Share

11. Kisah Amanda (1)

Matahari sudah tinggi ketika Amanda Harper perlahan membuka sepasang mata almondnya. Sejenak mengedipkan mata beberapa kali, karena cahaya dari jendela di samping ranjang yang menembus lembut dari tirai yang dimainkan angin--sedikit menyilaukan matanya.

Dia memindai seisi ruangan berdinding kayu, Hanya ada satu ranjang, satu meja dan satu kursi. Sebuah lemari pendek dan gantungan baju di sebelahnya. Ini sebuah rumah pedesaan. Terakhir diingatnya dia baru melangkah keluar dari ruangan Andrew Chayton dan kemudian kegelapan melingkupinya. Sempat dirasakannya aroma nyaman sebuah dada bidang, tempat kepalanya disandarkan.

Amanda berusaha duduk, dan dia mendapati sebuah infus tergantung di sebelahnya. Isinya tinggal separuh. Dia merasa badannya sedikit segar, namun masih lemah. Lukanya terasa menegang, tapi tak lagi perih.

Ada suara orang berbincang di luar sana. Setelah itu terdengar pintu terbuka. Lalu suara mobil menjauh. Amanda berusaha bersikap waspada, tapi percuma saja. Siapapun yang membawanya ke sini, telah merawatnya. Bukan mencelakainya. Perlahan dijuntaikannya kedua kakinya, lalu memindai dirinya sendiri.
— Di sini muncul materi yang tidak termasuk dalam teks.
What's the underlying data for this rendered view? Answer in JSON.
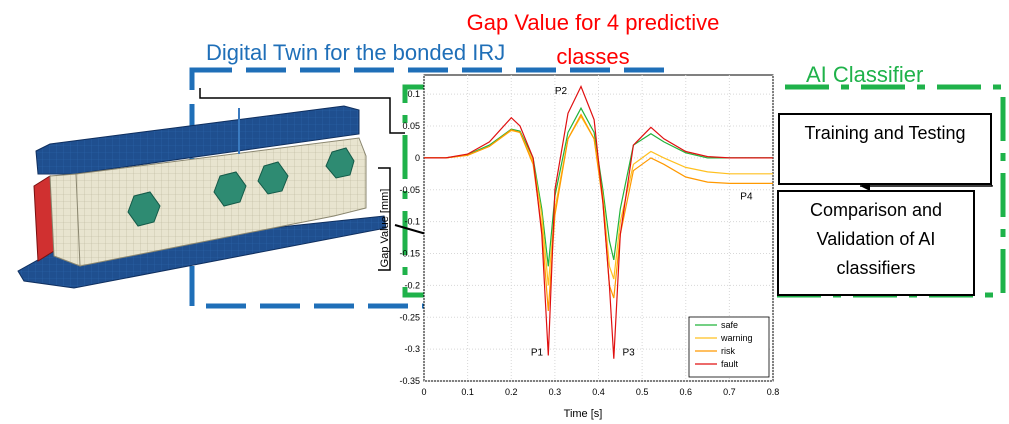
{
  "titles": {
    "digital_twin": "Digital Twin for the bonded IRJ",
    "gap_value": "Gap Value for 4 predictive classes",
    "ai_classifier": "AI Classifier"
  },
  "boxes": {
    "training": "Training and Testing",
    "comparison": "Comparison and Validation of AI classifiers"
  },
  "colors": {
    "digital_twin_frame": "#1f6fb8",
    "ai_frame": "#1fb24a",
    "gap_title": "#ff0000",
    "rail_steel": "#1f4f8f",
    "insulation": "#e8e4cf",
    "bolts": "#2e8b72",
    "end_post": "#d03030"
  },
  "chart_data": {
    "type": "line",
    "title": "",
    "xlabel": "Time [s]",
    "ylabel": "Gap Value [mm]",
    "xlim": [
      0,
      0.8
    ],
    "ylim": [
      -0.35,
      0.13
    ],
    "xticks": [
      0,
      0.1,
      0.2,
      0.3,
      0.4,
      0.5,
      0.6,
      0.7,
      0.8
    ],
    "xtick_labels": [
      "0",
      "0.1",
      "0.2",
      "0.3",
      "0.4",
      "0.5",
      "0.6",
      "0.7",
      "0.8"
    ],
    "yticks": [
      0.1,
      0.05,
      0,
      -0.05,
      -0.1,
      -0.15,
      -0.2,
      -0.25,
      -0.3,
      -0.35
    ],
    "ytick_labels": [
      "0.1",
      "0.05",
      "0",
      "-0.05",
      "-0.1",
      "-0.15",
      "-0.2",
      "-0.25",
      "-0.3",
      "-0.35"
    ],
    "grid": true,
    "legend_position": "bottom-right",
    "annotations": [
      {
        "text": "P1",
        "x": 0.245,
        "y": -0.31
      },
      {
        "text": "P2",
        "x": 0.3,
        "y": 0.1
      },
      {
        "text": "P3",
        "x": 0.455,
        "y": -0.31
      },
      {
        "text": "P4",
        "x": 0.725,
        "y": -0.065
      }
    ],
    "series": [
      {
        "name": "safe",
        "color": "#22b33a",
        "x": [
          0,
          0.05,
          0.1,
          0.15,
          0.2,
          0.22,
          0.25,
          0.27,
          0.285,
          0.3,
          0.33,
          0.36,
          0.39,
          0.41,
          0.425,
          0.435,
          0.45,
          0.48,
          0.52,
          0.55,
          0.6,
          0.65,
          0.7,
          0.8
        ],
        "y": [
          0.0,
          0.0,
          0.005,
          0.02,
          0.045,
          0.042,
          0.0,
          -0.08,
          -0.17,
          -0.06,
          0.04,
          0.078,
          0.04,
          -0.05,
          -0.13,
          -0.16,
          -0.08,
          0.02,
          0.038,
          0.025,
          0.008,
          0.0,
          0.0,
          0.0
        ]
      },
      {
        "name": "warning",
        "color": "#ffc020",
        "x": [
          0,
          0.05,
          0.1,
          0.15,
          0.2,
          0.22,
          0.25,
          0.27,
          0.285,
          0.3,
          0.33,
          0.36,
          0.39,
          0.41,
          0.425,
          0.435,
          0.45,
          0.48,
          0.52,
          0.55,
          0.6,
          0.65,
          0.7,
          0.8
        ],
        "y": [
          0.0,
          0.0,
          0.004,
          0.018,
          0.043,
          0.04,
          -0.005,
          -0.09,
          -0.2,
          -0.08,
          0.03,
          0.065,
          0.03,
          -0.06,
          -0.17,
          -0.19,
          -0.1,
          -0.01,
          0.01,
          0.0,
          -0.015,
          -0.022,
          -0.025,
          -0.025
        ]
      },
      {
        "name": "risk",
        "color": "#ff9900",
        "x": [
          0,
          0.05,
          0.1,
          0.15,
          0.2,
          0.22,
          0.25,
          0.27,
          0.285,
          0.3,
          0.33,
          0.36,
          0.39,
          0.41,
          0.425,
          0.435,
          0.45,
          0.48,
          0.52,
          0.55,
          0.6,
          0.65,
          0.7,
          0.8
        ],
        "y": [
          0.0,
          0.0,
          0.004,
          0.018,
          0.044,
          0.04,
          -0.01,
          -0.11,
          -0.24,
          -0.09,
          0.03,
          0.068,
          0.03,
          -0.07,
          -0.2,
          -0.22,
          -0.12,
          -0.02,
          0.0,
          -0.01,
          -0.03,
          -0.038,
          -0.04,
          -0.04
        ]
      },
      {
        "name": "fault",
        "color": "#e01010",
        "x": [
          0,
          0.05,
          0.1,
          0.15,
          0.2,
          0.22,
          0.25,
          0.27,
          0.285,
          0.3,
          0.33,
          0.36,
          0.39,
          0.41,
          0.425,
          0.435,
          0.45,
          0.48,
          0.52,
          0.55,
          0.6,
          0.65,
          0.7,
          0.8
        ],
        "y": [
          0.0,
          0.0,
          0.006,
          0.025,
          0.063,
          0.05,
          0.0,
          -0.12,
          -0.31,
          -0.05,
          0.07,
          0.112,
          0.06,
          -0.07,
          -0.2,
          -0.315,
          -0.12,
          0.02,
          0.048,
          0.03,
          0.01,
          0.002,
          0.0,
          0.0
        ]
      }
    ]
  }
}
Bajunya sudah ganti. Dia mengenakan T-Shirt putih lengan pendek dan celana hitam selutut. 

“Kau sudah bangun.”

Amanda menoleh ke arah pintu dan mendapati seraut wajah tampan berambut ikal berdiri menyandarkan bahunya di daun pintu. Dia melipat tangan santai, dan wajahnya menunjukkan kelegaan. Devin Chayton. Apa dia yang mengurus dirinya, mengganti semua bajunya dan membawanya ke sini?

Devin mengerti apa yang berkecamuk di kepala seorang gadis berbulu mata lentik itu. Dia tampak bingung dan berkali-kali menunduk melihat bajunya.

“Baru saja dokter yang merawatmu pergi. Dia meninggalkan obat di laci meja, minumlah sesuai petunjuk. Bila kau sudah mulai banyak makan, infus itu bisa aku lepas.”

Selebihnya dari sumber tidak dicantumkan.